3. Dutch Bros Inc. (NYSE:BROS)

Number of Hedge Fund Holders: 44

Dutch Bros Inc. (NYSE:BROS) is one of the stocks on Jim Cramer’s radar. A caller asked if Cramer thinks the stock is still a good investment going forward, and he replied:

“I think Dutch Bros, the decline is actually creating that opportunity now. It does have a very high price-to-earnings multiple. At the same time, I do feel that this is a growth company that’s going regional and national, and therefore, it can be bought right here. You buy some and then you wait till the 40s if it goes down there. And that’s the way I’d play it.”

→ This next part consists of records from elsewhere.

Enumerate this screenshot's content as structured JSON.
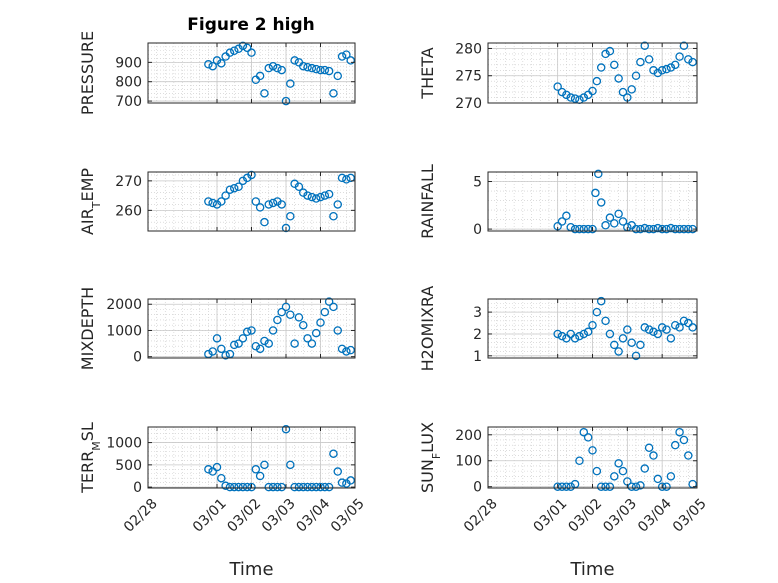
{
  "figure_title": "Figure 2 high",
  "colors": {
    "marker": "#0072BD",
    "axis": "#262626",
    "grid": "#c8c8c8"
  },
  "shared_x": {
    "label": "Time",
    "range": [
      "2016-02-28",
      "2016-03-05"
    ],
    "tick_labels": [
      "02/28",
      "03/01",
      "03/02",
      "03/03",
      "03/04",
      "03/05"
    ],
    "tick_dates": [
      "2016-02-28",
      "2016-03-01",
      "2016-03-02",
      "2016-03-03",
      "2016-03-04",
      "2016-03-05"
    ]
  },
  "chart_data": [
    {
      "type": "scatter",
      "name": "pressure",
      "title": "Figure 2 high",
      "ylabel": "PRESSURE",
      "xlabel": "",
      "grid": true,
      "ylim": [
        690,
        1000
      ],
      "yticks": [
        700,
        800,
        900
      ],
      "x": [
        "2016-02-29 18:00",
        "2016-02-29 21:00",
        "2016-03-01 00:00",
        "2016-03-01 03:00",
        "2016-03-01 06:00",
        "2016-03-01 09:00",
        "2016-03-01 12:00",
        "2016-03-01 15:00",
        "2016-03-01 18:00",
        "2016-03-01 21:00",
        "2016-03-02 00:00",
        "2016-03-02 03:00",
        "2016-03-02 06:00",
        "2016-03-02 09:00",
        "2016-03-02 12:00",
        "2016-03-02 15:00",
        "2016-03-02 18:00",
        "2016-03-02 21:00",
        "2016-03-03 00:00",
        "2016-03-03 03:00",
        "2016-03-03 06:00",
        "2016-03-03 09:00",
        "2016-03-03 12:00",
        "2016-03-03 15:00",
        "2016-03-03 18:00",
        "2016-03-03 21:00",
        "2016-03-04 00:00",
        "2016-03-04 03:00",
        "2016-03-04 06:00",
        "2016-03-04 09:00",
        "2016-03-04 12:00",
        "2016-03-04 15:00",
        "2016-03-04 18:00",
        "2016-03-04 21:00"
      ],
      "y": [
        890,
        880,
        910,
        895,
        930,
        950,
        960,
        970,
        985,
        975,
        950,
        810,
        830,
        740,
        870,
        880,
        870,
        860,
        700,
        790,
        910,
        900,
        880,
        875,
        870,
        865,
        860,
        860,
        855,
        740,
        830,
        930,
        940,
        910
      ]
    },
    {
      "type": "scatter",
      "name": "theta",
      "title": "",
      "ylabel": "THETA",
      "xlabel": "",
      "grid": true,
      "ylim": [
        270,
        281
      ],
      "yticks": [
        270,
        275,
        280
      ],
      "x": [
        "2016-03-01 00:00",
        "2016-03-01 03:00",
        "2016-03-01 06:00",
        "2016-03-01 09:00",
        "2016-03-01 12:00",
        "2016-03-01 15:00",
        "2016-03-01 18:00",
        "2016-03-01 21:00",
        "2016-03-02 00:00",
        "2016-03-02 03:00",
        "2016-03-02 06:00",
        "2016-03-02 09:00",
        "2016-03-02 12:00",
        "2016-03-02 15:00",
        "2016-03-02 18:00",
        "2016-03-02 21:00",
        "2016-03-03 00:00",
        "2016-03-03 03:00",
        "2016-03-03 06:00",
        "2016-03-03 09:00",
        "2016-03-03 12:00",
        "2016-03-03 15:00",
        "2016-03-03 18:00",
        "2016-03-03 21:00",
        "2016-03-04 00:00",
        "2016-03-04 03:00",
        "2016-03-04 06:00",
        "2016-03-04 09:00",
        "2016-03-04 12:00",
        "2016-03-04 15:00",
        "2016-03-04 18:00",
        "2016-03-04 21:00"
      ],
      "y": [
        273,
        272,
        271.5,
        271,
        270.8,
        270.6,
        271,
        271.5,
        272.2,
        274,
        276.5,
        279,
        279.5,
        277,
        274.5,
        272,
        271,
        272.5,
        275,
        277.5,
        280.5,
        278,
        276,
        275.5,
        276,
        276.2,
        276.5,
        277,
        278.5,
        280.5,
        278,
        277.5
      ]
    },
    {
      "type": "scatter",
      "name": "air_temp",
      "title": "",
      "ylabel": "AIR_TEMP",
      "xlabel": "",
      "grid": true,
      "ylim": [
        253,
        273
      ],
      "yticks": [
        260,
        270
      ],
      "x": [
        "2016-02-29 18:00",
        "2016-02-29 21:00",
        "2016-03-01 00:00",
        "2016-03-01 03:00",
        "2016-03-01 06:00",
        "2016-03-01 09:00",
        "2016-03-01 12:00",
        "2016-03-01 15:00",
        "2016-03-01 18:00",
        "2016-03-01 21:00",
        "2016-03-02 00:00",
        "2016-03-02 03:00",
        "2016-03-02 06:00",
        "2016-03-02 09:00",
        "2016-03-02 12:00",
        "2016-03-02 15:00",
        "2016-03-02 18:00",
        "2016-03-02 21:00",
        "2016-03-03 00:00",
        "2016-03-03 03:00",
        "2016-03-03 06:00",
        "2016-03-03 09:00",
        "2016-03-03 12:00",
        "2016-03-03 15:00",
        "2016-03-03 18:00",
        "2016-03-03 21:00",
        "2016-03-04 00:00",
        "2016-03-04 03:00",
        "2016-03-04 06:00",
        "2016-03-04 09:00",
        "2016-03-04 12:00",
        "2016-03-04 15:00",
        "2016-03-04 18:00",
        "2016-03-04 21:00"
      ],
      "y": [
        263,
        262.5,
        262,
        263,
        265,
        267,
        267.5,
        268,
        270,
        271,
        272,
        263,
        261,
        256,
        262,
        262.5,
        263,
        262,
        254,
        258,
        269,
        268,
        266,
        265,
        264.5,
        264,
        264.5,
        265,
        265.5,
        258,
        262,
        271,
        270.5,
        271
      ]
    },
    {
      "type": "scatter",
      "name": "rainfall",
      "title": "",
      "ylabel": "RAINFALL",
      "xlabel": "",
      "grid": true,
      "ylim": [
        -0.2,
        6
      ],
      "yticks": [
        0,
        5
      ],
      "x": [
        "2016-03-01 00:00",
        "2016-03-01 03:00",
        "2016-03-01 06:00",
        "2016-03-01 09:00",
        "2016-03-01 12:00",
        "2016-03-01 15:00",
        "2016-03-01 18:00",
        "2016-03-01 21:00",
        "2016-03-02 00:00",
        "2016-03-02 02:00",
        "2016-03-02 04:00",
        "2016-03-02 06:00",
        "2016-03-02 09:00",
        "2016-03-02 12:00",
        "2016-03-02 15:00",
        "2016-03-02 18:00",
        "2016-03-02 21:00",
        "2016-03-03 00:00",
        "2016-03-03 03:00",
        "2016-03-03 06:00",
        "2016-03-03 09:00",
        "2016-03-03 12:00",
        "2016-03-03 15:00",
        "2016-03-03 18:00",
        "2016-03-03 21:00",
        "2016-03-04 00:00",
        "2016-03-04 03:00",
        "2016-03-04 06:00",
        "2016-03-04 09:00",
        "2016-03-04 12:00",
        "2016-03-04 15:00",
        "2016-03-04 18:00",
        "2016-03-04 21:00"
      ],
      "y": [
        0.3,
        0.8,
        1.4,
        0.2,
        0,
        0,
        0,
        0,
        0,
        3.8,
        5.8,
        2.8,
        0.4,
        1.2,
        0.6,
        1.6,
        0.8,
        0.2,
        0.4,
        0,
        0,
        0.1,
        0,
        0,
        0.1,
        0,
        0,
        0.1,
        0,
        0,
        0,
        0,
        0
      ]
    },
    {
      "type": "scatter",
      "name": "mixdepth",
      "title": "",
      "ylabel": "MIXDEPTH",
      "xlabel": "",
      "grid": true,
      "ylim": [
        -50,
        2200
      ],
      "yticks": [
        0,
        1000,
        2000
      ],
      "x": [
        "2016-02-29 18:00",
        "2016-02-29 21:00",
        "2016-03-01 00:00",
        "2016-03-01 03:00",
        "2016-03-01 06:00",
        "2016-03-01 09:00",
        "2016-03-01 12:00",
        "2016-03-01 15:00",
        "2016-03-01 18:00",
        "2016-03-01 21:00",
        "2016-03-02 00:00",
        "2016-03-02 03:00",
        "2016-03-02 06:00",
        "2016-03-02 09:00",
        "2016-03-02 12:00",
        "2016-03-02 15:00",
        "2016-03-02 18:00",
        "2016-03-02 21:00",
        "2016-03-03 00:00",
        "2016-03-03 03:00",
        "2016-03-03 06:00",
        "2016-03-03 09:00",
        "2016-03-03 12:00",
        "2016-03-03 15:00",
        "2016-03-03 18:00",
        "2016-03-03 21:00",
        "2016-03-04 00:00",
        "2016-03-04 03:00",
        "2016-03-04 06:00",
        "2016-03-04 09:00",
        "2016-03-04 12:00",
        "2016-03-04 15:00",
        "2016-03-04 18:00",
        "2016-03-04 21:00"
      ],
      "y": [
        100,
        200,
        700,
        300,
        50,
        100,
        450,
        500,
        700,
        950,
        1000,
        400,
        300,
        600,
        500,
        1000,
        1400,
        1700,
        1900,
        1600,
        500,
        1500,
        1200,
        700,
        500,
        900,
        1300,
        1700,
        2100,
        1900,
        1000,
        300,
        200,
        250
      ]
    },
    {
      "type": "scatter",
      "name": "h2omixra",
      "title": "",
      "ylabel": "H2OMIXRA",
      "xlabel": "",
      "grid": true,
      "ylim": [
        0.9,
        3.6
      ],
      "yticks": [
        1,
        2,
        3
      ],
      "x": [
        "2016-03-01 00:00",
        "2016-03-01 03:00",
        "2016-03-01 06:00",
        "2016-03-01 09:00",
        "2016-03-01 12:00",
        "2016-03-01 15:00",
        "2016-03-01 18:00",
        "2016-03-01 21:00",
        "2016-03-02 00:00",
        "2016-03-02 03:00",
        "2016-03-02 06:00",
        "2016-03-02 09:00",
        "2016-03-02 12:00",
        "2016-03-02 15:00",
        "2016-03-02 18:00",
        "2016-03-02 21:00",
        "2016-03-03 00:00",
        "2016-03-03 03:00",
        "2016-03-03 06:00",
        "2016-03-03 09:00",
        "2016-03-03 12:00",
        "2016-03-03 15:00",
        "2016-03-03 18:00",
        "2016-03-03 21:00",
        "2016-03-04 00:00",
        "2016-03-04 03:00",
        "2016-03-04 06:00",
        "2016-03-04 09:00",
        "2016-03-04 12:00",
        "2016-03-04 15:00",
        "2016-03-04 18:00",
        "2016-03-04 21:00"
      ],
      "y": [
        2.0,
        1.9,
        1.8,
        2.0,
        1.8,
        1.9,
        2.0,
        2.1,
        2.4,
        3.0,
        3.5,
        2.6,
        2.0,
        1.5,
        1.2,
        1.8,
        2.2,
        1.6,
        1.0,
        1.5,
        2.3,
        2.2,
        2.1,
        2.0,
        2.3,
        2.2,
        1.8,
        2.4,
        2.3,
        2.6,
        2.5,
        2.3
      ]
    },
    {
      "type": "scatter",
      "name": "terr_msl",
      "title": "",
      "ylabel": "TERR_MSL",
      "xlabel": "",
      "grid": true,
      "ylim": [
        -20,
        1350
      ],
      "yticks": [
        0,
        500,
        1000
      ],
      "x": [
        "2016-02-29 18:00",
        "2016-02-29 21:00",
        "2016-03-01 00:00",
        "2016-03-01 03:00",
        "2016-03-01 06:00",
        "2016-03-01 09:00",
        "2016-03-01 12:00",
        "2016-03-01 15:00",
        "2016-03-01 18:00",
        "2016-03-01 21:00",
        "2016-03-02 00:00",
        "2016-03-02 03:00",
        "2016-03-02 06:00",
        "2016-03-02 09:00",
        "2016-03-02 12:00",
        "2016-03-02 15:00",
        "2016-03-02 18:00",
        "2016-03-02 21:00",
        "2016-03-03 00:00",
        "2016-03-03 03:00",
        "2016-03-03 06:00",
        "2016-03-03 09:00",
        "2016-03-03 12:00",
        "2016-03-03 15:00",
        "2016-03-03 18:00",
        "2016-03-03 21:00",
        "2016-03-04 00:00",
        "2016-03-04 03:00",
        "2016-03-04 06:00",
        "2016-03-04 09:00",
        "2016-03-04 12:00",
        "2016-03-04 15:00",
        "2016-03-04 18:00",
        "2016-03-04 21:00"
      ],
      "y": [
        400,
        350,
        450,
        200,
        30,
        0,
        0,
        0,
        0,
        0,
        0,
        400,
        250,
        500,
        0,
        0,
        0,
        0,
        1300,
        500,
        0,
        0,
        0,
        0,
        0,
        0,
        0,
        0,
        0,
        750,
        350,
        100,
        80,
        150
      ]
    },
    {
      "type": "scatter",
      "name": "sun_flux",
      "title": "",
      "ylabel": "SUN_FLUX",
      "xlabel": "",
      "grid": true,
      "ylim": [
        -5,
        230
      ],
      "yticks": [
        0,
        100,
        200
      ],
      "x": [
        "2016-03-01 00:00",
        "2016-03-01 03:00",
        "2016-03-01 06:00",
        "2016-03-01 09:00",
        "2016-03-01 12:00",
        "2016-03-01 15:00",
        "2016-03-01 18:00",
        "2016-03-01 21:00",
        "2016-03-02 00:00",
        "2016-03-02 03:00",
        "2016-03-02 06:00",
        "2016-03-02 09:00",
        "2016-03-02 12:00",
        "2016-03-02 15:00",
        "2016-03-02 18:00",
        "2016-03-02 21:00",
        "2016-03-03 00:00",
        "2016-03-03 03:00",
        "2016-03-03 06:00",
        "2016-03-03 09:00",
        "2016-03-03 12:00",
        "2016-03-03 15:00",
        "2016-03-03 18:00",
        "2016-03-03 21:00",
        "2016-03-04 00:00",
        "2016-03-04 03:00",
        "2016-03-04 06:00",
        "2016-03-04 09:00",
        "2016-03-04 12:00",
        "2016-03-04 15:00",
        "2016-03-04 18:00",
        "2016-03-04 21:00"
      ],
      "y": [
        0,
        0,
        0,
        0,
        10,
        100,
        210,
        190,
        140,
        60,
        0,
        0,
        0,
        40,
        90,
        60,
        20,
        0,
        0,
        5,
        70,
        150,
        120,
        30,
        0,
        0,
        40,
        160,
        210,
        180,
        120,
        10
      ]
    }
  ]
}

Dutch Bros Inc. (NYSE:BROS) operates and franchises drive-thru coffee shops that provide beverages under the Dutch Bros and Blue Rebel brands. During the September 25 episode, a caller inquired about the stock, and Cramer replied:

“I like Dutch Bros. Now, let me tell you something about Dutch Bros. This stock has now come down from 86 to 53 as the speculative froth comes out of it. I would say buy some here and then buy some in the 40s, and I think you’ll be in very good shape. Don’t expect it to get back in the 30s. That’d be way, way too cheap.”

2. Bloom Energy Corporation (NYSE:BE)

Number of Hedge Fund Holders: 43

Bloom Energy Corporation (NYSE:BE) is one of the stocks on Jim Cramer’s radar. Cramer discussed the company’s deal with Brookfield, as he stated:

“Away from the AI data center complex, the rest of today’s big winners were some of the most speculative stocks out there. The leader Bloom Energy, that’s an extraordinary company that can convert fuels like hydrogen or natural gas into energy without combustion. There… [has] been a great deal of skepticism about this one, and Bloom’s been working on it for the better part of a quarter of a century.

It seems to have come into its own, given that Brookfield, a very talented investor in energy and infrastructure, just announced a $5 billion partnership with Bloom to provide energy to, you guessed it, the data center. I mean, wow. This fuel cell verification took the heads of the myriad short sellers, 18% of this float was short, and cut their heads off. Encouraged a host of chasing investors to go back to the speculative favorites.”

Bloom Energy Corporation (NYSE:BE) develops and installs solid-oxide fuel cell systems that generate electricity from natural gas, biogas, or hydrogen without combustion. The company also provides electrolyzers for hydrogen production.

1. Broadcom Inc. (NASDAQ:AVGO)

Number of Hedge Fund Holders: 156

Broadcom Inc. (NASDAQ:AVGO) is one of the stocks on Jim Cramer’s radar. Cramer mentioned the company’s deal with OpenAI, as he commented:

“We got this gigantic deal between semiconductor kingpin Broadcom and OpenAI. To put it in plain English, OpenAI is going to design chips made by Broadcom for the equivalent of 18 Hoover Dams’ worth of electricity. That’s how they measure these things these days. Okay, stupendous… Broadcom is a $1.7 trillion semiconductor and networking company with a software kicker that, I don’t know, no one ever talks about. It rarely gets the attention it deserves… The stock shot up nearly 10% in response. This is just the latest in a string of big data center deals that make me real glad we own Broadcom for the Charitable Trust.”

Broadcom Inc. (NASDAQ:AVGO) designs and supplies semiconductor and infrastructure software solutions that are used in networking, telecommunications, data centers, and consumer electronics.